L’articolo 2, comma 446 della Legge n. 244 del 24 dicembre 2007, la cosiddetta Legge Finanziaria 2008, ha previsto, infatti, nel Codice dei Consumatori di cui al decreto legislativo del 6 settembre 2005, n. 206, l’articolo n. 140 bis, rubricato come: “Azione collettiva risarcitoria”. Questa norma permette di chiedere al tribunale dove ha la sede legale l’impresa, di accertare il diritto al risarcimento del danno e alla restituzione delle somme spettanti, a tutti i singoli consumatori o utenti in conseguenza, tra le altre cose, di atti illeciti extracontrattuali, nella misura in cui questi atti illeciti siano lesivi dei diritti di più consumatori o utenti. Quindi, i consumatori o utenti che hanno intenzione di avvalersi di questa forma di autotutela devono, per iscritto, comunicare la propria adesione all’azione collettiva proposta dal soggetto xyz, specificando che essa vale anche per il giudizio di appello, fino all’udienza di precisazione delle conclusioni.

Possono, altresì, intervenire anche nei giudizi promossi dalle varie associazioni locali o nazionali, e/o dai comitati cittadini (leggasi Osservatorio per i rifiuti o chi per esso).
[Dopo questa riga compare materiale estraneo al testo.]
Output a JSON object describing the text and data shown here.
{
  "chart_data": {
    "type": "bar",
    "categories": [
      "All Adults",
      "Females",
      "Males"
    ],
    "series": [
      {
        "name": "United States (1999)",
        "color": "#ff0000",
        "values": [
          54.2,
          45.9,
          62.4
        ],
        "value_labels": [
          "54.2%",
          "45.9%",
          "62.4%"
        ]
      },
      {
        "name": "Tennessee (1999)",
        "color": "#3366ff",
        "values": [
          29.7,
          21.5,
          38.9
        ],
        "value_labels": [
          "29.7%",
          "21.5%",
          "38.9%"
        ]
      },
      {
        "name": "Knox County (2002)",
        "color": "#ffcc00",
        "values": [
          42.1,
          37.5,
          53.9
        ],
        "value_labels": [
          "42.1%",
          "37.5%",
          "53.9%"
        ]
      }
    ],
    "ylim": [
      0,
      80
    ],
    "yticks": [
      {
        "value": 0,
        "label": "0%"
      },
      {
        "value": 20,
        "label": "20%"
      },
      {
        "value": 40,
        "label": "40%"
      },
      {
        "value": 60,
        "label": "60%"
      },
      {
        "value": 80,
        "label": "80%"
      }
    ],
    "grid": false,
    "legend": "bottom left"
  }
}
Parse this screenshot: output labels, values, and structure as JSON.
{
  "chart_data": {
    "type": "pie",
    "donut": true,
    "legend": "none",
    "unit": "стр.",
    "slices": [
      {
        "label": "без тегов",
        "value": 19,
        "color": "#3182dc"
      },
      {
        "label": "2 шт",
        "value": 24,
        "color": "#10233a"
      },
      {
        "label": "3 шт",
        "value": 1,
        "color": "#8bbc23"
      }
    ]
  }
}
Nell’eventualità che il giudizio abbia un esito positivo, il giudice è tenuto a determinare con quali criteri procedere alla liquidazione delle somme spettanti ai singoli consumatori o utenti che hanno proposto/aderito alla Class action o che sono successivamente intervenuti nel giudizio.

Queste informazioni di carattere strettamente legale sono state elaborate da uno dei maggiori studi associati italiani di consulenti legali e tributari. In ogni caso, prima d’intraprendere qualsiasi iniziativa è opportuno che ognuno si faccia assistere e consigliare da un legale di fiducia. Forza, diamoci da fare, non è più possibile consentire a chicchessia di giocare con la nostra pelle e con la nostra salute.